# Wie hole ich das meiste aus meinem PC (Computergeschwindigkeitsoptimierung, sehr anspruchsvoller Nutzer)?



## YANKOO123 (15. April 2016)

*Wie hole ich das meiste aus meinem PC (Computergeschwindigkeitsoptimierung, sehr anspruchsvoller Nutzer)?*

                Hallo, ich nutze oft viele Programme gleichzeitig und in  letzter Zeit ist er mir schon etwas zu langsam geworden. 
Mein System  sieht wie folgt aus: i7 4770K 
Z87-G45 GAMING Mainboard 
Corsair  CML16GX3M2A1600C10 Vengeance Low Profile 16GB (2x8GB) DDR3 1600 Mhz CL10  
SSD Samsung Pro 850 256 GB 
eine 1 TB HDD 
ein Alpenföhn Broken 2 
GTX 970  Gigabyte 4096 MB GDDR5 


 Also ich nutze auf 3 Bildschirmen wirklich oft viele Programme  simultan, auch öfter Adobe Photoshop oder Inventor, dann noch mit  Plugins, während der Internetbrowser und andere Anwendungen geöffnet sind.  Das System wird also gut belastet. Meine SSD ist ziemlich voll (20 GB  frei) da hatte ich an eine größere SSD gedacht und durch die vielen  Anwendungen ist mein Arbeitsspeicher oft über 10 GB, im Standardbetrieb  bei 6-7 GB ohne große Anwendungen. Was wären eure Tipps zur  bestmöglichen Optimierung des Systems? Ist eventuell etwas nicht mehr  ganz auf dem aktuellen Stand? Wäre Overclocking eine sinnvolle Variante? Welche Teile kann ich austauschen oder dazukaufen?


----------



## svd (16. April 2016)

Du hast ja schon einen flotten Vierkerner mit Hyper-Threading, also, so gut wie einen Achtkerner. Einen hohen Basistakt hat er auch.
Die 16GB RAM werden, nach deinen Angaben, ja auch nicht voll ausgelastet.
Zum Spielen auf drei Bildschirmen, wäre die GTX970 zu schwach. Als Arbeitstier, dürfte sie eher unterfordert sein. Unter DirectX11 ist sie ja
ausreichend stark, was zB für Inventor ja nicht unwichtig ist.

So wie ich das sehe, ist die langsamste Komponente in deinem Rechner die mechanische Festplatte. Persönlich würde ich diese, wenn es mir rein um 
Geschwindigkeit beim Arbeiten ginge, durch eine 500GB-SSD (130€) oder gar eine 960GB-SSD (240€) ersetzen.
Die HDD würde ich in ein externes Gehäuse befördern, lediglich kaum verwendete Daten, abgeschlossene Projekte usw. auslagern 
und sogar nur bei Bedarf anstecken, um ungewollte (und zeitraubende) Zugriffe darauf zu vermeiden.

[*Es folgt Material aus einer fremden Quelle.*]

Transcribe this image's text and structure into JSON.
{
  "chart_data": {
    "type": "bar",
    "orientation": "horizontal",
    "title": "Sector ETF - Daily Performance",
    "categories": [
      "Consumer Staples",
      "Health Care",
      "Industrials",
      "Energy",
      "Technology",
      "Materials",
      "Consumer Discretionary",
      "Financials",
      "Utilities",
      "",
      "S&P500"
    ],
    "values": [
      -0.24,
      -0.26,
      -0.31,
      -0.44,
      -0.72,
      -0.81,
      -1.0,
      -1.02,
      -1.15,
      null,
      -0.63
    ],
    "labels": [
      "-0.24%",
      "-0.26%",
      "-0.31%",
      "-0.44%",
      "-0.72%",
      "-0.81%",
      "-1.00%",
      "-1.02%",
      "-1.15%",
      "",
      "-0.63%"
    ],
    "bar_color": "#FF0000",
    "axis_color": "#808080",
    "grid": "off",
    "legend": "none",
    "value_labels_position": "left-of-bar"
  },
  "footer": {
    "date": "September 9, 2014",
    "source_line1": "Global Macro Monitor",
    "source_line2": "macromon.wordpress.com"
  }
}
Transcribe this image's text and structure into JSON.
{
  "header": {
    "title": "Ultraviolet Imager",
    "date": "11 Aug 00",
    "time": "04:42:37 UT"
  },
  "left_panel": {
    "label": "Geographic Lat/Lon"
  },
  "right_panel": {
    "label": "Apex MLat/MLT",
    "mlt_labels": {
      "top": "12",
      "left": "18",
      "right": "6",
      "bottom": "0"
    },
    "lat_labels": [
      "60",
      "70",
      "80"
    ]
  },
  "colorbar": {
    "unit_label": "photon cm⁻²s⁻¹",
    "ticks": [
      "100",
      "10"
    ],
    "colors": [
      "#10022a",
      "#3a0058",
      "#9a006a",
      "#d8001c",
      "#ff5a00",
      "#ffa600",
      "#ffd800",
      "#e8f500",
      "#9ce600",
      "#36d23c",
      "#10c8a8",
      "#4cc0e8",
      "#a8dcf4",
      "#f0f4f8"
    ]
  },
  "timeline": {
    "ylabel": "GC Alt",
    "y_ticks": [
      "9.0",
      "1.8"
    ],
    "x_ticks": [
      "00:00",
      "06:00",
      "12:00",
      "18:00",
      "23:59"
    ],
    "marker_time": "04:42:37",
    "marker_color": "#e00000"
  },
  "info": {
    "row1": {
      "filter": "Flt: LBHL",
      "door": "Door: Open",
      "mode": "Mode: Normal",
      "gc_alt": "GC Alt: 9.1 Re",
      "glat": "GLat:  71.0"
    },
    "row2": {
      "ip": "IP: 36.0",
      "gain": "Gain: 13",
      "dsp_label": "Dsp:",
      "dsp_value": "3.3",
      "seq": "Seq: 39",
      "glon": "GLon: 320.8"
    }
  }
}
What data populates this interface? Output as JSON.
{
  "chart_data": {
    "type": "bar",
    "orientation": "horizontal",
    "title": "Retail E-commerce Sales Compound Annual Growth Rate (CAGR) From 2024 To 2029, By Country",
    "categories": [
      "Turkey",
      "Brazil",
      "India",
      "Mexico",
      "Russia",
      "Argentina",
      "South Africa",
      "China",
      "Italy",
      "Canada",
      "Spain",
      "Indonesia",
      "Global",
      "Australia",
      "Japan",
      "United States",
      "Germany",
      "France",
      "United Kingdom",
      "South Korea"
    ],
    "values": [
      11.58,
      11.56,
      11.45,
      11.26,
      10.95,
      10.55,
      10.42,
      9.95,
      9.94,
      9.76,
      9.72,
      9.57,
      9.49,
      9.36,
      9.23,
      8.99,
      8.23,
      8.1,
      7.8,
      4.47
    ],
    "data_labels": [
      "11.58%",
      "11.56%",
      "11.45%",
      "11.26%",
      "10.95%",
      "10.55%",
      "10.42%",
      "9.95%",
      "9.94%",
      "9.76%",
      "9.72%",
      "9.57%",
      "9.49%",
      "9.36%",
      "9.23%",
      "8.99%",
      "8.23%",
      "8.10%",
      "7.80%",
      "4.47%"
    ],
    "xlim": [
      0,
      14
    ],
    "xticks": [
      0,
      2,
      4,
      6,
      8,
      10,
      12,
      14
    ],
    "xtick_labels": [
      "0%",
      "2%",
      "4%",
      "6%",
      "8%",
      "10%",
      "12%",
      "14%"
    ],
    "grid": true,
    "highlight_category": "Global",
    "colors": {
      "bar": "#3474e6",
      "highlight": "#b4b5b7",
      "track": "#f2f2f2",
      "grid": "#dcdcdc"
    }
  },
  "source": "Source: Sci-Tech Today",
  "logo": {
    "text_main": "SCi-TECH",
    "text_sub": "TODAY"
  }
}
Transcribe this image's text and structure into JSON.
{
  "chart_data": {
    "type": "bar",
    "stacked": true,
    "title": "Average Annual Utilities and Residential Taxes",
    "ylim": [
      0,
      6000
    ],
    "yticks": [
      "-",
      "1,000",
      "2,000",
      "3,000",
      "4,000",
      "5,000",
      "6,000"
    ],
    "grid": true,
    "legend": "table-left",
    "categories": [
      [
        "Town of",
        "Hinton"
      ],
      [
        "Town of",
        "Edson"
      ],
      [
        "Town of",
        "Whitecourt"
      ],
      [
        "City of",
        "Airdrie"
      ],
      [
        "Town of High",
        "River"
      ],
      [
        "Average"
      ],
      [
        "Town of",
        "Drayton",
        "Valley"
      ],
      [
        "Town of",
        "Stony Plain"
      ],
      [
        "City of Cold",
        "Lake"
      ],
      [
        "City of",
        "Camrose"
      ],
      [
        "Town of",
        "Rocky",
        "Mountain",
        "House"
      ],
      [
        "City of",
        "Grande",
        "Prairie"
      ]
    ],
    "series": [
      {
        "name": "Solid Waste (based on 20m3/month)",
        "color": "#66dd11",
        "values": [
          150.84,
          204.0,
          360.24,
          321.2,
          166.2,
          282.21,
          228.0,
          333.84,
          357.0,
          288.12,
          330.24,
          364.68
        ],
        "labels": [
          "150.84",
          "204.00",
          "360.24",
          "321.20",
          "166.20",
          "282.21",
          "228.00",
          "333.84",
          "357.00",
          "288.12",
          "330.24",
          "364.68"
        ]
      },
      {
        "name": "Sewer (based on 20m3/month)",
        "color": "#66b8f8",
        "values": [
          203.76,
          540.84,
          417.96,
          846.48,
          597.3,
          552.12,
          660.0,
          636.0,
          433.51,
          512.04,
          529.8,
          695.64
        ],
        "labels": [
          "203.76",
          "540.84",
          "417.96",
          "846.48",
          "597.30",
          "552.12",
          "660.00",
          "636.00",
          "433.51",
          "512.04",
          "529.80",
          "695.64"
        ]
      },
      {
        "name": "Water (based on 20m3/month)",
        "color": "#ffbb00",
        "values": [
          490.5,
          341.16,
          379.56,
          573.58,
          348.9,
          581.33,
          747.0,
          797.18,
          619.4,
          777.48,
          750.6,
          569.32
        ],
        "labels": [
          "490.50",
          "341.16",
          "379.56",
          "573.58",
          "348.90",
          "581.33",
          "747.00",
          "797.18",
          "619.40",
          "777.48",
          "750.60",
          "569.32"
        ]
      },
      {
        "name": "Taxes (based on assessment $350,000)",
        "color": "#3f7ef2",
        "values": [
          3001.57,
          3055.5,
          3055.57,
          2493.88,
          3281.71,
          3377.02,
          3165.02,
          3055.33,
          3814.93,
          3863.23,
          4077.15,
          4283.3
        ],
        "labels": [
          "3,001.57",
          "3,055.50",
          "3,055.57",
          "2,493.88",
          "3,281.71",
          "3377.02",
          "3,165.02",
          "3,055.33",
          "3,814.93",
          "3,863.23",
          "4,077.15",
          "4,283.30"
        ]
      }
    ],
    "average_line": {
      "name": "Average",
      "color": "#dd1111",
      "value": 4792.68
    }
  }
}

Ein Windows-Rechner, der gefühlt immer langsamer wird, weist aber oft auf Müll hin, der sich, unvermeidlich, über einen längeren Zeitraum ansammelt.
Eine frische Installation des Betriebssystem wäre empfehlenswert, ist aber, des Aufwands wegen, eine recht unbeliebte Angelegenheit.


----------



## YANKOO123 (16. April 2016)

Also wenn ich Photosho mit großen Dateien nutze komme ich schon oftmals an die 14 GB RAM, wäre es da nicht sinnvoll etwas aufzustocken? ich hatte vor mir eine Samsung 850 Pro mit 1 TB zu holen, dass sollte erstmal über die nächsten Jahre reichen bezüglich Geschwindigkeit und die kriege ich ja auch nicht so schnell voll! Inwiefern bremst die HDD mein System aus? Ich sag mal wenn ich sie nur intern verbaut habe und nur  Bilder draufauslagere, da passiert doch nichts mit dem System oder doch?


----------



## svd (16. April 2016)

Ach so, nein, wenn nur Bilder drauf sind, kann ja nichts sein.
Ich merke halt im Normalbetrieb immer, dass sich die Festplatte regelmäßig schlafen legt. Sobald ich darauf zugreife (auch beim Herunterfahren, weil der PC ja prüfen muss,
ob da nicht eine Datei offen ist), fährt sie erstmal hoch. Das nervt, ist aber Jammern auf hohem Niveau. 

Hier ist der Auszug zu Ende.